Which brings me to this which I've just seen:
Jimmy @JimmySecUK
An intercepted conversation between a Russian contract soldier and a woman in Russia discussing extremely high losses the Russians are taking in Ukraine.
The soldier's regiment has apparently taken 600 casualties from a pre-war strength of 1000 men.
twitter.com/JimmySecUK/status/1516083508720160772
The conversation was apparently recorded in the Mykolaiv region (A lot of the counter offensives into Kherson are in the Mykolaiv region). There isn't a date on when it was recorded:
M: Our regiment has the biggest losses, dammit.
W: On our side?
M: Yes. Almost all gone... There were 1000 something people, its about 400 left of us.
W: Oh My! From Our Unit?
M: Yes. I already told this, dammit. When I entered the battle... As soon as fing popped out, I told them sort of 'cover me'. As I venture out, fking bullets fly over my head. I'm like 'Fk!, Get it? Sort of, they see me, but I don't see them. I'm like, 'its fked' and get fking back. Where we say, as soon as we left the place, a fking shell hit right that spot. Then, when we started to run, 'grad' started shelling. You know what 'grad', 'katyusha' [rocket launchers] are?
W: Yes, yes.
M: We started to run. Fking 'grad' starts to shell our asses! We fking managed to fking get away!
W: Oh my!
M: And then artillery is shelling us from there. On the other side, over the railway they run to the forest. So they are encircling us. They start fking shooting from there. I'm like, 'we're in a fking ring', I think.
W: Oh my!
M: I was fking running, I don't know, all the time.
W: At least, you can run fast. That's good.
M: I Fking hide, run, back and forth, cover, dammit. Let's say there were so many troops, shtloads of us, and me and a guy covered all out troops, dammit.
W: How are you, in general?
M: I am starting to go nuts.
W: Going mad?
M: I want to go home. It's like a wave hits me. By day, I'm ok, in the evening - it's sht. When the night comes, it's the worst.
W: Are you going to break or extend it [the contract]?
M: If we are going here for the second time, then - no. Fk it. I'll terminate the contact at once. I'm not going here second time.
Obviously this is explicitly pro-Ukrainian propaganda.
However I do think both of the above are interesting, especially when you put into the context of each other, the knocking out of the Moskva - which takes out a lot of Russian air coverage in the area (especially because the Ukrainians keep taking out Chornobaivka airfield) and that other report of the Russians from different units fighting each other.
It also explicitly represents the contract solider issue, which is thought to be lending itself to a formal declaration of war by Russia.

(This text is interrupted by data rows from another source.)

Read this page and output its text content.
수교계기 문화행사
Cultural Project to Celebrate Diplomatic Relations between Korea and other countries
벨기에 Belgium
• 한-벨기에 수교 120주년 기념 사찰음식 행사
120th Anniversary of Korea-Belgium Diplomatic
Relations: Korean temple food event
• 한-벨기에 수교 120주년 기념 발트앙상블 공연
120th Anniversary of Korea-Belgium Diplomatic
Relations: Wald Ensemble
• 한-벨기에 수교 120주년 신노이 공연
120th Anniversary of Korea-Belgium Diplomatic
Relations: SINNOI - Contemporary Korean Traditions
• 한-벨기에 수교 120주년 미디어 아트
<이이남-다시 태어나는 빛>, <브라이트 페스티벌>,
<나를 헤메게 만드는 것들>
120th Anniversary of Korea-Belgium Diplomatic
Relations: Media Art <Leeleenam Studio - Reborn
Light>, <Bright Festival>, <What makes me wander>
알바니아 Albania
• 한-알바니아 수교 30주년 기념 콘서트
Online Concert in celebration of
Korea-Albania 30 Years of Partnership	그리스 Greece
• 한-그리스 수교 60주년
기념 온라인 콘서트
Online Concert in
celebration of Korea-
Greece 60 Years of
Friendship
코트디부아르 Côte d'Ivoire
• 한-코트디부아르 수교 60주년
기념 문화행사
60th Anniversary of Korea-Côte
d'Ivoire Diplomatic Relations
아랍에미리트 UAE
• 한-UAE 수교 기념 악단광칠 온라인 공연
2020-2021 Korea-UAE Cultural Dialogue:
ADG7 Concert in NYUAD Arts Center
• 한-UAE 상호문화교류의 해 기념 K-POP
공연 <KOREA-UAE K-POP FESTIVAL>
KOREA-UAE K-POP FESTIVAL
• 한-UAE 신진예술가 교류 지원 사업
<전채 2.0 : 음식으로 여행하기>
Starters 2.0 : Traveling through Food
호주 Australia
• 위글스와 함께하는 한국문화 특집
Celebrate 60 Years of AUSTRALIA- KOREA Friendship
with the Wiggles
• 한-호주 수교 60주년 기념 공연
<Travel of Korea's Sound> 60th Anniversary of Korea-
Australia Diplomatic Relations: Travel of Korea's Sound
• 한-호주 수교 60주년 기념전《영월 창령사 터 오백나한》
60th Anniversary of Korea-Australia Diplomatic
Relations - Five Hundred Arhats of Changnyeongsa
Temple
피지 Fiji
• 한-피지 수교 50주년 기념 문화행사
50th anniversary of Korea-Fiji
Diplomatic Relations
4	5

The Canadian Ukrainian Volunteer references depriving the Russians of sleep, to make them go nuts and you have a Russian bluntly spelling out how he's going nuts at night. Two sides to the same coin.
Now this could just be a deliberate strategy in propaganda for the Ukrainians purely to keep up morale and maybe buy a little time to regroup / ease public and political pressure to move in on Kherson.

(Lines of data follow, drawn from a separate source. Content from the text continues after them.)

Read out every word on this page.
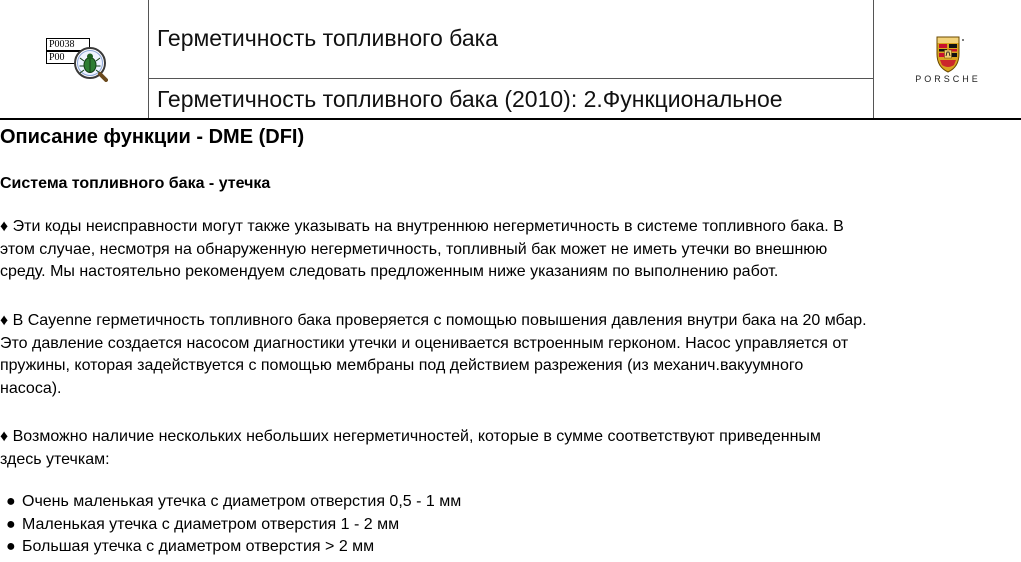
P0038
P00
Герметичность топливного бака
Герметичность топливного бака (2010): 2.Функциональное
PORSCHE
Описание функции - DME (DFI)
Система топливного бака - утечка
♦ Эти коды неисправности могут также указывать на внутреннюю негерметичность в системе топливного бака. В
этом случае, несмотря на обнаруженную негерметичность, топливный бак может не иметь утечки во внешнюю
среду. Мы настоятельно рекомендуем следовать предложенным ниже указаниям по выполнению работ.
♦ В Cayenne герметичность топливного бака проверяется с помощью повышения давления внутри бака на 20 мбар.
Это давление создается насосом диагностики утечки и оценивается встроенным герконом. Насос управляется от
пружины, которая задействуется с помощью мембраны под действием разрежения (из механич.вакуумного
насоса).
♦ Возможно наличие нескольких небольших негерметичностей, которые в сумме соответствуют приведенным
здесь утечкам:
● Очень маленькая утечка с диаметром отверстия 0,5 - 1 мм
● Маленькая утечка с диаметром отверстия 1 - 2 мм
● Большая утечка с диаметром отверстия > 2 мм
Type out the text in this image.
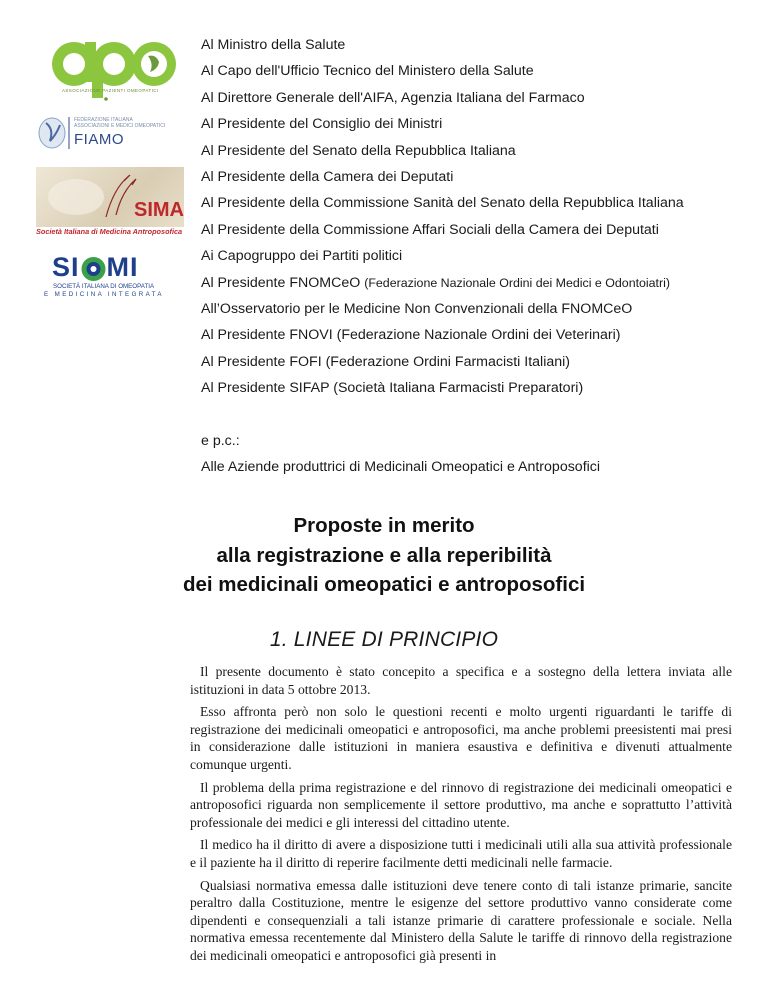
ASSOCIAZIONE PAZIENTI OMEOPATICI
FEDERAZIONE ITALIANA
ASSOCIAZIONI E MEDICI OMEOPATICI
FIAMO
SIMA
Società Italiana di Medicina Antroposofica
SI MI
SOCIETÀ ITALIANA DI OMEOPATIA
E MEDICINA INTEGRATA
Al Ministro della Salute
Al Capo dell'Ufficio Tecnico del Ministero della Salute
Al Direttore Generale dell'AIFA, Agenzia Italiana del Farmaco
Al Presidente del Consiglio dei Ministri
Al Presidente del Senato della Repubblica Italiana
Al Presidente della Camera dei Deputati
Al Presidente della Commissione Sanità del Senato della Repubblica Italiana
Al Presidente della Commissione Affari Sociali della Camera dei Deputati
Ai Capogruppo dei Partiti politici
Al Presidente FNOMCeO (Federazione Nazionale Ordini dei Medici e Odontoiatri)
All’Osservatorio per le Medicine Non Convenzionali della FNOMCeO
Al Presidente FNOVI (Federazione Nazionale Ordini dei Veterinari)
Al Presidente FOFI (Federazione Ordini Farmacisti Italiani)
Al Presidente SIFAP (Società Italiana Farmacisti Preparatori)
e p.c.:
Alle Aziende produttrici di Medicinali Omeopatici e Antroposofici
Proposte in merito
alla registrazione e alla reperibilità
dei medicinali omeopatici e antroposofici
1. LINEE DI PRINCIPIO

Il presente documento è stato concepito a specifica e a sostegno della lettera inviata alle istituzioni in data 5 ottobre 2013.

Esso affronta però non solo le questioni recenti e molto urgenti riguardanti le tariffe di registrazione dei medicinali omeopatici e antroposofici, ma anche problemi preesistenti mai presi in considerazione dalle istituzioni in maniera esaustiva e definitiva e divenuti attualmente comunque urgenti.

Il problema della prima registrazione e del rinnovo di registrazione dei medicinali omeopatici e antroposofici riguarda non semplicemente il settore produttivo, ma anche e soprattutto l’attività professionale dei medici e gli interessi del cittadino utente.

Il medico ha il diritto di avere a disposizione tutti i medicinali utili alla sua attività professionale e il paziente ha il diritto di reperire facilmente detti medicinali nelle farmacie.

Qualsiasi normativa emessa dalle istituzioni deve tenere conto di tali istanze primarie, sancite peraltro dalla Costituzione, mentre le esigenze del settore produttivo vanno considerate come dipendenti e consequenziali a tali istanze primarie di carattere professionale e sociale. Nella normativa emessa recentemente dal Ministero della Salute le tariffe di rinnovo della registrazione dei medicinali omeopatici e antroposofici già presenti in
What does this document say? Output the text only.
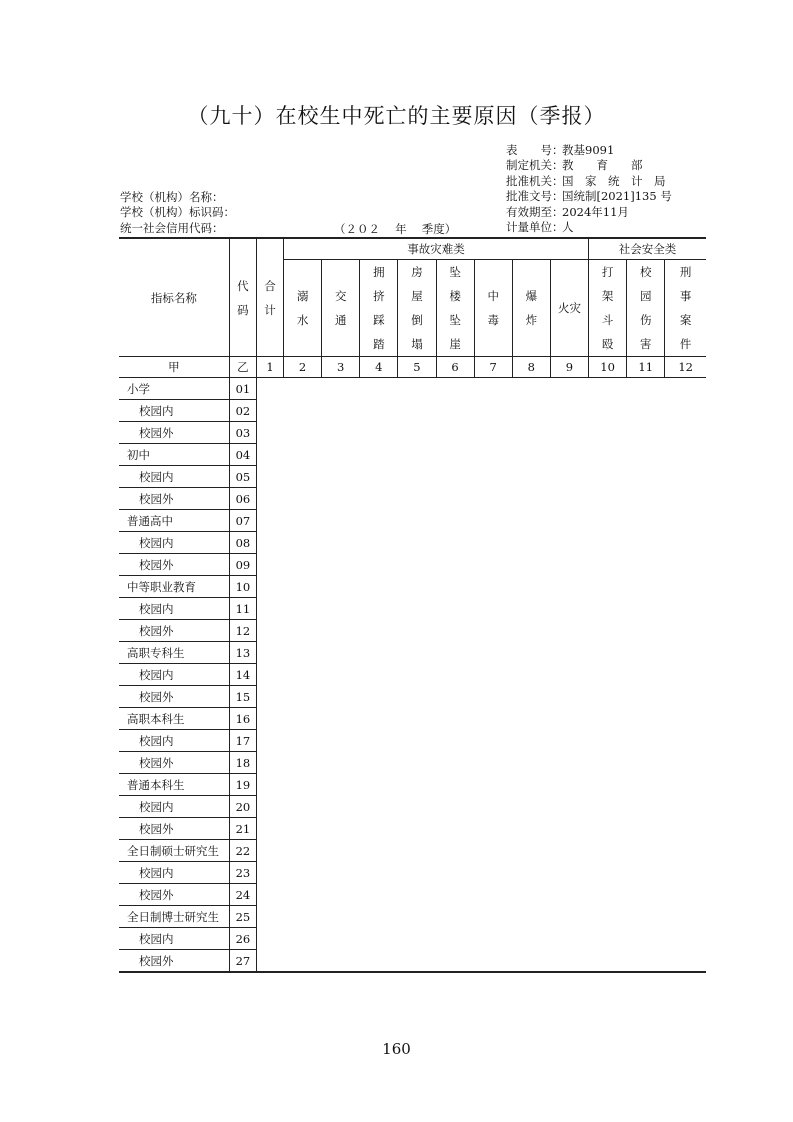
（九十）在校生中死亡的主要原因（季报）
表　　号：教基9091
制定机关：教　　育　　部
批准机关：国　家　统　计　局
批准文号：国统制[2021]135 号
有效期至：2024年11月
计量单位：人
学校（机构）名称：
学校（机构）标识码：
统一社会信用代码：	（２０２　 年　 季度）
指标名称	代码	合计	事故灾难类								社会安全类		
			溺水	交通	拥挤踩踏	房屋倒塌	坠楼坠崖	中毒	爆炸	火灾	打架斗殴	校园伤害	刑事案件
甲	乙	1	2	3	4	5	6	7	8	9	10	11	12
小学	01												
校园内	02												
校园外	03												
初中	04												
校园内	05												
校园外	06												
普通高中	07												
校园内	08												
校园外	09												
中等职业教育	10												
校园内	11												
校园外	12												
高职专科生	13												
校园内	14												
校园外	15												
高职本科生	16												
校园内	17												
校园外	18												
普通本科生	19												
校园内	20												
校园外	21												
全日制硕士研究生	22												
校园内	23												
校园外	24												
全日制博士研究生	25												
校园内	26												
校园外	27												
160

However the other evidence seems to back up this being more than just propaganda, and is an incite as to what the Ukrainians are doing and how the Russians are coping with it (Also, flip it and you've maybe got Mariupol and some reasoning as to why many of the 36th felt that they had to surrender). Its a reflection not just of the physical tactics but the psychological ones.

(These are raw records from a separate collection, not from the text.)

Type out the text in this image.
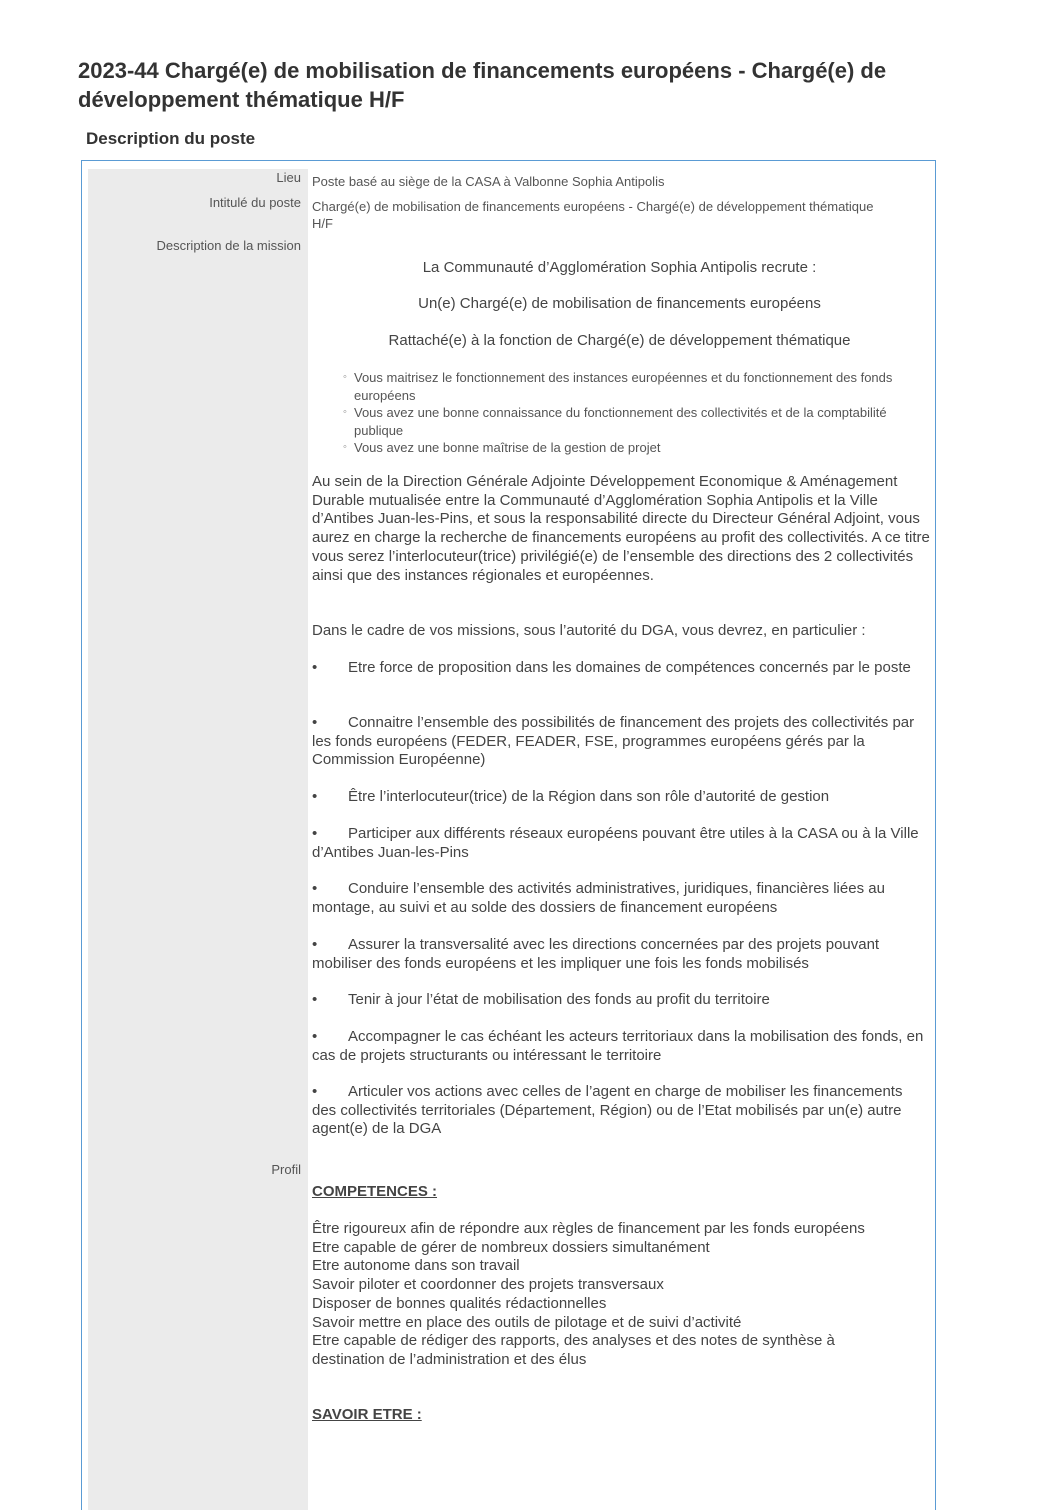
2023-44 Chargé(e) de mobilisation de financements européens - Chargé(e) de développement thématique H/F
Description du poste
Lieu
Intitulé du poste
Description de la mission
Profil
Poste basé au siège de la CASA à Valbonne Sophia Antipolis
Chargé(e) de mobilisation de financements européens - Chargé(e) de développement thématique H/F
La Communauté d’Agglomération Sophia Antipolis recrute :
Un(e) Chargé(e) de mobilisation de financements européens
Rattaché(e) à la fonction de Chargé(e) de développement thématique
◦ Vous maitrisez le fonctionnement des instances européennes et du fonctionnement des fonds européens
◦ Vous avez une bonne connaissance du fonctionnement des collectivités et de la comptabilité publique
◦ Vous avez une bonne maîtrise de la gestion de projet
Au sein de la Direction Générale Adjointe Développement Economique & Aménagement Durable mutualisée entre la Communauté d’Agglomération Sophia Antipolis et la Ville d’Antibes Juan-les-Pins, et sous la responsabilité directe du Directeur Général Adjoint, vous aurez en charge la recherche de financements européens au profit des collectivités. A ce titre vous serez l’interlocuteur(trice) privilégié(e) de l’ensemble des directions des 2 collectivités ainsi que des instances régionales et européennes.
Dans le cadre de vos missions, sous l’autorité du DGA, vous devrez, en particulier :
• Etre force de proposition dans les domaines de compétences concernés par le poste
• Connaitre l’ensemble des possibilités de financement des projets des collectivités par les fonds européens (FEDER, FEADER, FSE, programmes européens gérés par la Commission Européenne)
• Être l’interlocuteur(trice) de la Région dans son rôle d’autorité de gestion
• Participer aux différents réseaux européens pouvant être utiles à la CASA ou à la Ville d’Antibes Juan-les-Pins
• Conduire l’ensemble des activités administratives, juridiques, financières liées au montage, au suivi et au solde des dossiers de financement européens
• Assurer la transversalité avec les directions concernées par des projets pouvant mobiliser des fonds européens et les impliquer une fois les fonds mobilisés
• Tenir à jour l’état de mobilisation des fonds au profit du territoire
• Accompagner le cas échéant les acteurs territoriaux dans la mobilisation des fonds, en cas de projets structurants ou intéressant le territoire
• Articuler vos actions avec celles de l’agent en charge de mobiliser les financements des collectivités territoriales (Département, Région) ou de l’Etat mobilisés par un(e) autre agent(e) de la DGA
COMPETENCES :
Être rigoureux afin de répondre aux règles de financement par les fonds européens
Etre capable de gérer de nombreux dossiers simultanément
Etre autonome dans son travail
Savoir piloter et coordonner des projets transversaux
Disposer de bonnes qualités rédactionnelles
Savoir mettre en place des outils de pilotage et de suivi d’activité
Etre capable de rédiger des rapports, des analyses et des notes de synthèse à destination de l’administration et des élus
SAVOIR ETRE :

I think I would have just read these and scrolled on, if they hadn't dovetailed together quite so neatly and also fitted with others jigsaw pieces.
It sounds to me like the Ukrainians might be waiting and seeing what happens and whether the Russians might break mentally before they do physically and perhaps have reason to think that may be imminent. There is also an awareness that Ukraine can't afford to just charge in, because its suicidal.
Further more it perhaps offers an glimpse as to why sending troops back to Ukraine who were withdrawn from the North is a) incredibly difficult in terms of numbers but more b) cos their heads have turned to jelly from combat experience and they are now 'ineffective' troops as a result.